Fourier Transform Representation of the Extended Fermi-Dirac and Bose-Einstein Functions with Applications to the Family of the Zeta and Related Functions

TL;DR

This paper develops Fourier transform methods to analyze extended Fermi-Dirac and Bose-Einstein functions, deriving new integral formulas involving zeta functions and advancing the mathematical understanding of these special functions.

Contribution

It introduces Fourier transform representations for extended Fermi-Dirac and Bose-Einstein functions, enabling the evaluation of previously unknown integrals involving zeta functions.

Findings

Derived new integral formulas involving Riemann and Hurwitz zeta functions.

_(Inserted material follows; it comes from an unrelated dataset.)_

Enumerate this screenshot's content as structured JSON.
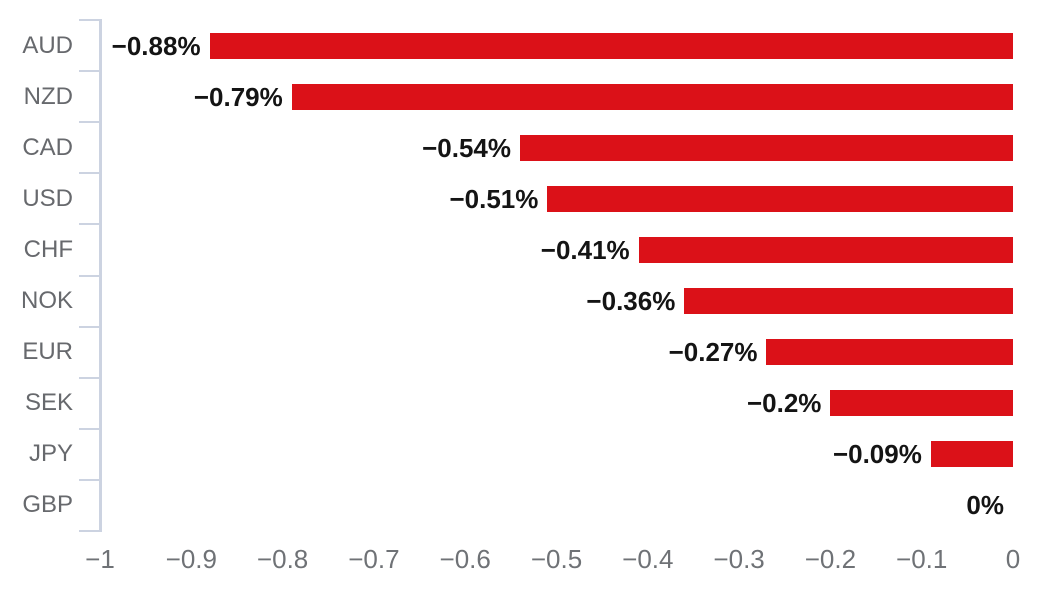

Evaluated integrals of products of extended Fermi-Dirac and Bose-Einstein functions.

Provided mathematical tools linking special functions with Fourier analysis.

Abstract

On the one hand the Fermi-Dirac and Bose-Einstein functions have been extended in such a way that they are closely related to the Riemann and other zeta functions. On the other hand the Fourier transform representation of the gamma and generalized gamma functions proved useful in deriving various integral formulae for these functions. In this paper we use the Fourier transform representation of the extended functions to evaluate integrals of products of these functions. In particular we evaluate some integrals containing the Riemann and Hurwitz zeta functions, which had not been evaluated before.